The announcement comes one month after the county’s independent law enforcement auditor urged Freitas to limit federal immigration agents’ access to information about undocumented inmates at the jail.

“He has responded to the community and he is changing his policies and I think that is significant,” said Jerry Threet, director of the Independent Office of Law Enforcement Review and Outreach.

A 13-page report issued by Threet in March criticized the jail’s policy of complying with any request from federal immigration officials to be alerted before an inmate is released - including cases when a person is let out on bail or freed without ever having been charged with a crime. The policy, Threet said, undermined public safety by making people reluctant to report crimes or cooperate with law enforcement out of fear they may be deported.

Threet’s office recommended the Sheriff’s Office share information with ICE only in certain cases where an undocumented inmate is convicted of a serious or violent crime.

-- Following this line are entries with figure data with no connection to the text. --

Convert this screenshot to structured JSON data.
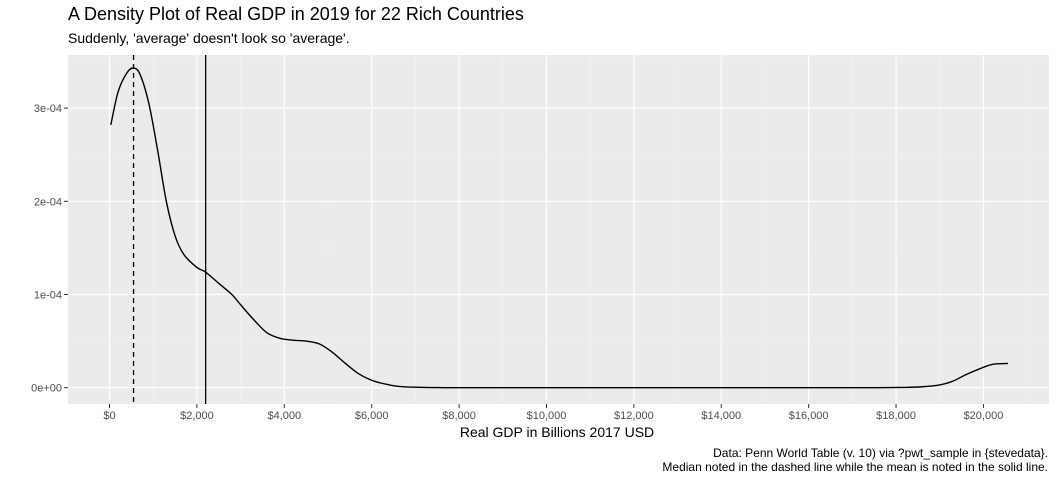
{
  "chart_data": {
    "type": "line",
    "title": "A Density Plot of Real GDP in 2019 for 22 Rich Countries",
    "subtitle": "Suddenly, 'average' doesn't look so 'average'.",
    "xlabel": "Real GDP in Billions 2017 USD",
    "ylabel": "",
    "caption": [
      "Data: Penn World Table (v. 10) via ?pwt_sample in {stevedata}.",
      "Median noted in the dashed line while the mean is noted in the solid line."
    ],
    "xlim": [
      -950,
      21500
    ],
    "ylim": [
      -1.75e-05,
      0.000357
    ],
    "x_ticks": [
      0,
      2000,
      4000,
      6000,
      8000,
      10000,
      12000,
      14000,
      16000,
      18000,
      20000
    ],
    "x_tick_labels": [
      "$0",
      "$2,000",
      "$4,000",
      "$6,000",
      "$8,000",
      "$10,000",
      "$12,000",
      "$14,000",
      "$16,000",
      "$18,000",
      "$20,000"
    ],
    "y_ticks": [
      0,
      0.0001,
      0.0002,
      0.0003
    ],
    "y_tick_labels": [
      "0e+00",
      "1e-04",
      "2e-04",
      "3e-04"
    ],
    "grid": true,
    "series": [
      {
        "x": [
          30,
          200,
          400,
          550,
          700,
          900,
          1100,
          1300,
          1500,
          1700,
          2000,
          2200,
          2500,
          2800,
          3000,
          3300,
          3600,
          3900,
          4200,
          4500,
          4800,
          5100,
          5400,
          5700,
          6000,
          6300,
          6600,
          7000,
          7500,
          8000,
          9000,
          10000,
          12000,
          14000,
          16000,
          17500,
          18200,
          18600,
          19000,
          19300,
          19600,
          19900,
          20200,
          20560
        ],
        "y": [
          0.000282,
          0.000318,
          0.000338,
          0.000343,
          0.000336,
          0.000305,
          0.000255,
          0.0002,
          0.000163,
          0.000143,
          0.000129,
          0.000124,
          0.000112,
          0.0001,
          8.9e-05,
          7.3e-05,
          5.9e-05,
          5.3e-05,
          5.1e-05,
          5e-05,
          4.7e-05,
          3.8e-05,
          2.6e-05,
          1.5e-05,
          8e-06,
          4e-06,
          1.5e-06,
          5e-07,
          1e-07,
          0.0,
          0.0,
          0.0,
          0.0,
          0.0,
          0.0,
          0.0,
          3e-07,
          1e-06,
          3e-06,
          7e-06,
          1.4e-05,
          2e-05,
          2.5e-05,
          2.6e-05
        ]
      }
    ],
    "median_x": 550,
    "mean_x": 2200,
    "colors": {
      "panel": "#ebebeb",
      "grid_major": "#ffffff",
      "line": "#000000",
      "tick": "#333333",
      "tick_label": "#4d4d4d"
    }
  }
}
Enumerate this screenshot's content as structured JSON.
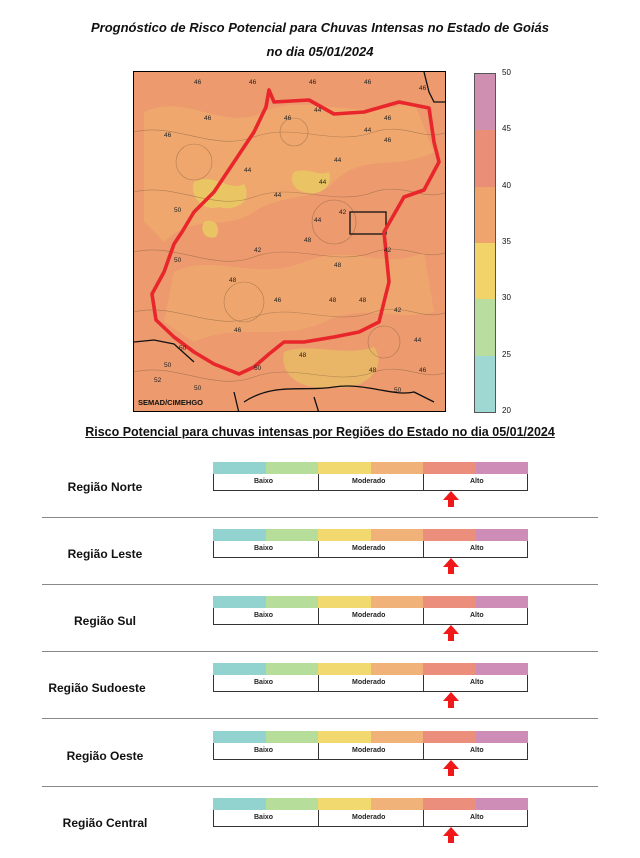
{
  "title_line1": "Prognóstico de Risco Potencial para Chuvas Intensas no Estado de Goiás",
  "title_line2": "no dia 05/01/2024",
  "map": {
    "credit": "SEMAD/CIMEHGO",
    "contour_labels": [
      "46",
      "46",
      "46",
      "46",
      "46",
      "44",
      "44",
      "44",
      "44",
      "44",
      "44",
      "46",
      "46",
      "46",
      "46",
      "50",
      "48",
      "48",
      "50",
      "48",
      "46",
      "46",
      "48",
      "50",
      "50",
      "52",
      "50",
      "46",
      "44",
      "42",
      "42",
      "42",
      "44",
      "46",
      "48",
      "50",
      "48",
      "50",
      "42",
      "48"
    ],
    "colors": {
      "background": "#ec9a6e",
      "mid": "#f0a96e",
      "yellow": "#e8cd62",
      "border_red": "#e8262b"
    }
  },
  "colorbar": {
    "ticks": [
      "50",
      "45",
      "40",
      "35",
      "30",
      "25",
      "20"
    ],
    "bands": [
      "#cf8fb0",
      "#ea8e78",
      "#eea46c",
      "#f1d36a",
      "#b9dd9f",
      "#9fd8d2"
    ]
  },
  "subtitle": "Risco Potencial para chuvas intensas por Regiões do Estado no dia 05/01/2024",
  "scale_labels": {
    "low": "Baixo",
    "mid": "Moderado",
    "high": "Alto"
  },
  "scale_colors": [
    "#92d2cf",
    "#b7dd9b",
    "#f2d96f",
    "#f0b278",
    "#ec8e7c",
    "#cd8db6"
  ],
  "regions": [
    {
      "name": "Região Norte",
      "level": "Alto"
    },
    {
      "name": "Região Leste",
      "level": "Alto"
    },
    {
      "name": "Região Sul",
      "level": "Alto"
    },
    {
      "name": "Região Sudoeste",
      "level": "Alto"
    },
    {
      "name": "Região Oeste",
      "level": "Alto"
    },
    {
      "name": "Região Central",
      "level": "Alto"
    }
  ]
}
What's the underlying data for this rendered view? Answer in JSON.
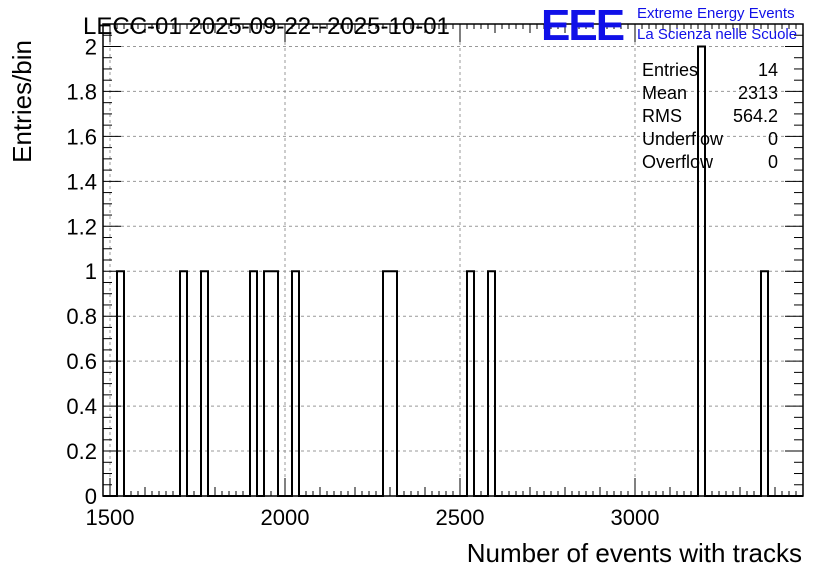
{
  "chart_data": {
    "type": "histogram",
    "title": "LECC-01 2025-09-22--2025-10-01",
    "xlabel": "Number of events with tracks",
    "ylabel": "Entries/bin",
    "xlim": [
      1480,
      3480
    ],
    "ylim": [
      0,
      2.1
    ],
    "bin_width": 20,
    "x_ticks": [
      1500,
      2000,
      2500,
      3000
    ],
    "y_ticks": [
      0,
      0.2,
      0.4,
      0.6,
      0.8,
      1,
      1.2,
      1.4,
      1.6,
      1.8,
      2
    ],
    "y_tick_labels": [
      "0",
      "0.2",
      "0.4",
      "0.6",
      "0.8",
      "1",
      "1.2",
      "1.4",
      "1.6",
      "1.8",
      "2"
    ],
    "grid": true,
    "bins": [
      {
        "x_low": 1520,
        "x_high": 1540,
        "count": 1
      },
      {
        "x_low": 1700,
        "x_high": 1720,
        "count": 1
      },
      {
        "x_low": 1760,
        "x_high": 1780,
        "count": 1
      },
      {
        "x_low": 1900,
        "x_high": 1920,
        "count": 1
      },
      {
        "x_low": 1940,
        "x_high": 1960,
        "count": 1
      },
      {
        "x_low": 1960,
        "x_high": 1980,
        "count": 1
      },
      {
        "x_low": 2020,
        "x_high": 2040,
        "count": 1
      },
      {
        "x_low": 2280,
        "x_high": 2300,
        "count": 1
      },
      {
        "x_low": 2300,
        "x_high": 2320,
        "count": 1
      },
      {
        "x_low": 2520,
        "x_high": 2540,
        "count": 1
      },
      {
        "x_low": 2580,
        "x_high": 2600,
        "count": 1
      },
      {
        "x_low": 3180,
        "x_high": 3200,
        "count": 2
      },
      {
        "x_low": 3360,
        "x_high": 3380,
        "count": 1
      }
    ],
    "stats": [
      {
        "label": "Entries",
        "value": "14"
      },
      {
        "label": "Mean",
        "value": "2313"
      },
      {
        "label": "RMS",
        "value": "564.2"
      },
      {
        "label": "Underflow",
        "value": "0"
      },
      {
        "label": "Overflow",
        "value": "0"
      }
    ]
  },
  "logo": {
    "mark": "EEE",
    "line1": "Extreme Energy Events",
    "line2": "La Scienza nelle Scuole",
    "color": "#1010e8"
  }
}
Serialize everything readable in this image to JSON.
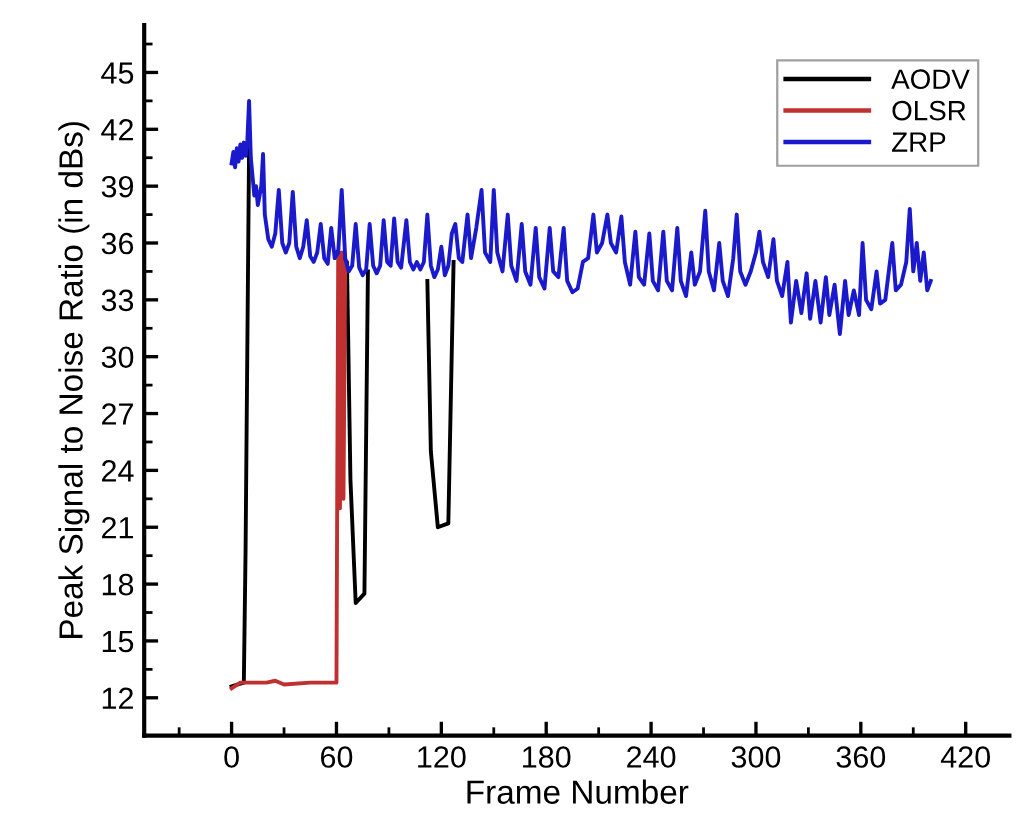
{
  "chart_data": {
    "type": "line",
    "xlabel": "Frame Number",
    "ylabel": "Peak Signal to Noise Ratio (in dBs)",
    "xlim": [
      -50,
      445
    ],
    "ylim": [
      10,
      47.5
    ],
    "xticks": [
      0,
      60,
      120,
      180,
      240,
      300,
      360,
      420
    ],
    "yticks": [
      12,
      15,
      18,
      21,
      24,
      27,
      30,
      33,
      36,
      39,
      42,
      45
    ],
    "grid": false,
    "legend": "top right",
    "marker": "none",
    "line_style": "solid",
    "series": [
      {
        "name": "AODV",
        "color": "#000000",
        "x": [
          0,
          7,
          8,
          10,
          10.5,
          60,
          66,
          68,
          71,
          76,
          78,
          79,
          112,
          114,
          118,
          124,
          127
        ],
        "values": [
          12.6,
          12.8,
          19.8,
          41,
          null,
          35.5,
          35,
          23.5,
          17,
          17.5,
          34.5,
          null,
          34,
          25,
          21,
          21.2,
          35
        ]
      },
      {
        "name": "OLSR",
        "color": "#c03030",
        "x": [
          0,
          5,
          20,
          25,
          30,
          45,
          60,
          61,
          62,
          63,
          64,
          65
        ],
        "values": [
          12.5,
          12.8,
          12.8,
          12.9,
          12.7,
          12.8,
          12.8,
          35.5,
          22,
          35.5,
          22.5,
          35
        ]
      },
      {
        "name": "ZRP",
        "color": "#1a1acc",
        "x": [
          0,
          1,
          2,
          3,
          4,
          5,
          6,
          7,
          8,
          9,
          10,
          11,
          12,
          13,
          14,
          15,
          17,
          18,
          19,
          21,
          23,
          25,
          27,
          29,
          31,
          33,
          35,
          37,
          39,
          41,
          43,
          45,
          47,
          49,
          51,
          53,
          55,
          57,
          59,
          61,
          63,
          65,
          67,
          69,
          71,
          73,
          75,
          77,
          79,
          81,
          83,
          85,
          87,
          89,
          91,
          93,
          95,
          97,
          100,
          102,
          104,
          106,
          108,
          110,
          112,
          114,
          116,
          118,
          120,
          122,
          124,
          126,
          128,
          130,
          132,
          135,
          137,
          140,
          143,
          145,
          148,
          150,
          152,
          155,
          158,
          160,
          163,
          166,
          168,
          171,
          174,
          176,
          179,
          182,
          184,
          187,
          190,
          192,
          195,
          198,
          201,
          204,
          207,
          209,
          212,
          215,
          217,
          220,
          223,
          225,
          228,
          231,
          233,
          236,
          239,
          241,
          244,
          247,
          249,
          252,
          255,
          257,
          260,
          263,
          265,
          268,
          271,
          273,
          276,
          279,
          281,
          284,
          287,
          289,
          291,
          294,
          297,
          300,
          302,
          304,
          307,
          310,
          312,
          315,
          318,
          320,
          323,
          326,
          329,
          331,
          334,
          337,
          340,
          342,
          345,
          348,
          351,
          353,
          356,
          359,
          361,
          363,
          366,
          369,
          371,
          374,
          378,
          380,
          383,
          386,
          388,
          390,
          392,
          394,
          396,
          398,
          400
        ],
        "values": [
          40.2,
          40.8,
          40.0,
          41.0,
          40.3,
          41.2,
          40.5,
          41.3,
          40.6,
          41.4,
          43.5,
          40.5,
          39.5,
          38.5,
          39.0,
          38.0,
          39.0,
          40.7,
          37.5,
          36.2,
          35.8,
          36.5,
          38.8,
          36.0,
          35.5,
          36.0,
          38.7,
          35.8,
          35.2,
          35.8,
          37.2,
          35.3,
          35.0,
          35.5,
          37.0,
          35.2,
          34.9,
          36.8,
          35.2,
          35.5,
          38.8,
          35.2,
          34.5,
          34.8,
          37.0,
          34.7,
          34.3,
          34.6,
          37.0,
          34.8,
          34.4,
          34.8,
          37.2,
          35.0,
          34.8,
          37.3,
          35.0,
          34.7,
          37.2,
          35.0,
          34.6,
          35.0,
          34.6,
          35.0,
          37.5,
          34.8,
          34.2,
          34.6,
          35.8,
          34.3,
          34.8,
          36.5,
          37.0,
          35.2,
          35.0,
          37.5,
          35.2,
          36.8,
          38.8,
          35.5,
          35.0,
          38.8,
          35.5,
          34.5,
          37.5,
          34.8,
          34.0,
          37.0,
          34.5,
          33.8,
          36.8,
          34.2,
          33.6,
          36.8,
          34.5,
          34.2,
          36.8,
          34.0,
          33.4,
          33.6,
          35.0,
          35.2,
          37.5,
          35.5,
          36.0,
          37.5,
          36.0,
          35.5,
          37.4,
          35.0,
          33.8,
          36.6,
          34.2,
          33.8,
          36.5,
          34.0,
          33.5,
          36.6,
          34.0,
          33.5,
          36.8,
          34.0,
          33.2,
          35.5,
          33.8,
          34.5,
          37.7,
          34.5,
          33.5,
          36.0,
          34.0,
          33.2,
          35.2,
          37.5,
          34.5,
          33.8,
          34.5,
          35.5,
          36.6,
          35.0,
          34.2,
          36.2,
          34.0,
          33.2,
          35.0,
          31.8,
          34.0,
          32.3,
          34.4,
          32.0,
          34.0,
          31.8,
          34.2,
          32.2,
          33.8,
          31.2,
          34.0,
          32.2,
          33.5,
          32.2,
          36.0,
          33.0,
          32.5,
          34.5,
          32.8,
          33.0,
          36.0,
          33.5,
          33.8,
          35.0,
          37.8,
          34.5,
          36.0,
          34.0,
          35.5,
          33.5,
          34.0
        ]
      }
    ]
  }
}
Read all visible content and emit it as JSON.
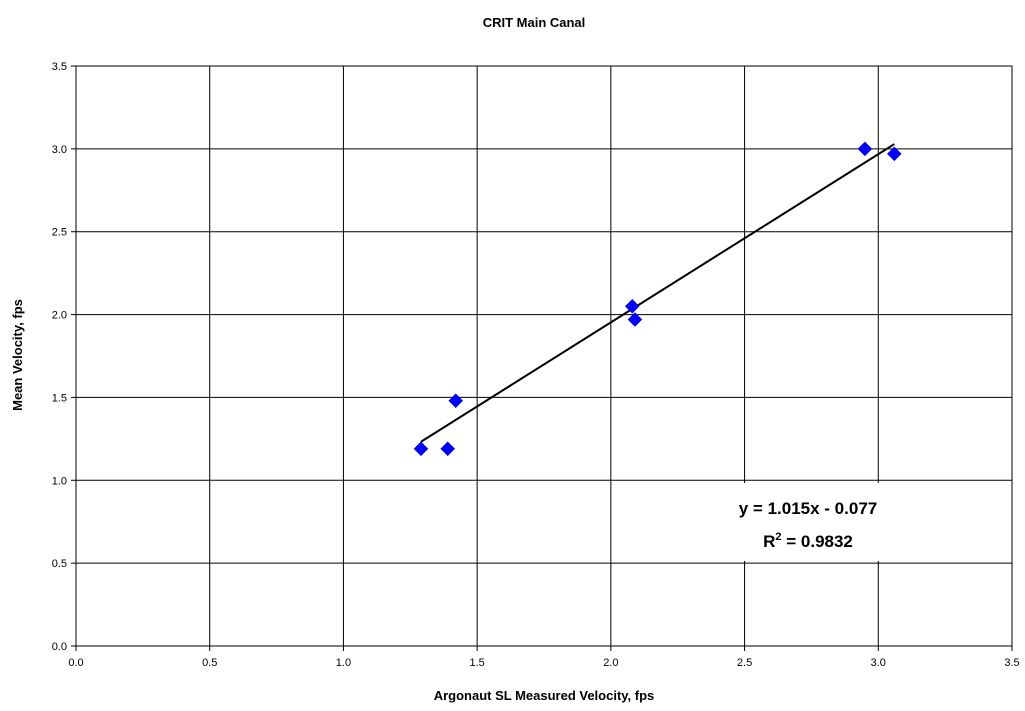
{
  "chart_data": {
    "type": "scatter",
    "title": "CRIT Main Canal",
    "xlabel": "Argonaut SL Measured Velocity, fps",
    "ylabel": "Mean Velocity, fps",
    "xlim": [
      0,
      3.5
    ],
    "ylim": [
      0,
      3.5
    ],
    "xticks": [
      "0.0",
      "0.5",
      "1.0",
      "1.5",
      "2.0",
      "2.5",
      "3.0",
      "3.5"
    ],
    "yticks": [
      "0.0",
      "0.5",
      "1.0",
      "1.5",
      "2.0",
      "2.5",
      "3.0",
      "3.5"
    ],
    "grid": true,
    "marker_color": "#0000ff",
    "points": [
      {
        "x": 1.29,
        "y": 1.19
      },
      {
        "x": 1.39,
        "y": 1.19
      },
      {
        "x": 1.42,
        "y": 1.48
      },
      {
        "x": 2.08,
        "y": 2.05
      },
      {
        "x": 2.09,
        "y": 1.97
      },
      {
        "x": 2.95,
        "y": 3.0
      },
      {
        "x": 3.06,
        "y": 2.97
      }
    ],
    "trendline": {
      "slope": 1.015,
      "intercept": -0.077,
      "x_range": [
        1.29,
        3.06
      ],
      "equation": "y = 1.015x - 0.077",
      "r2_prefix": "R",
      "r2_exp": "2",
      "r2_value": " = 0.9832"
    }
  }
}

Freitas, however, said the proposal inappropriately excluded several important crimes.

In a policy change he cast as a “reasonable compromise,” Freitas said he would now use the Trust Act to determine appropriate areas of communication with federal immigration agents.

Crum said the Trust Act calls on local jail officials to provide ICE with the release dates of undocumented inmates convicted of specific serious or violent crimes.

The list of crimes include felonies such as false imprisonment, human trafficking, elder abuse, child endangerment, extortion, spousal abuse and possession of an assault weapon, as well as misdemeanors such as indecent exposure, driving under the influence and brandishing a firearm.

“So if someone has not committed those crimes that are enumerated in the Trust Act, we will not be responding to an ICE notification request,” Crum said. “The Sheriff still believes that the best way to protect the public is to not release criminals back into the community.”

The announcement came the same day immigration advocates gathered in front of the jail to protest cooperation between jail officials and ICE.

Monday morning, several dozen activists from local liberal organizations dumped bags of ice in front of the Sonoma County Jail. They chanted over and over, “Fuera ICE,” or “Get out, ICE,” as they swept the melting chunks off the walkway between the jail and the county courthouse.

Richard Coshnear, a local immigration attorney who heads Comité VIDA, a volunteer immigrant rights organization, said Freitas was “taking a three-quarters step forward, which is great.” Coshnear said his group still objected to cooperation with ICE in cases that do not involve serious or violent crimes.

“We would object to splitting up families over any misdemeanor and, frankly, over nonviolent felonies,” Coshnear said.

But he welcomed the change.

“It shows that reasonable minds have come together over what public safety requires,” he said.

In his letter to Threet’s group, Freitas pointed out that future state laws, such as Senate Bill 54, known as the Values Act, could further limit local cooperation with ICE. The bill, which as been approved by the state Senate, is currently in the Assembly.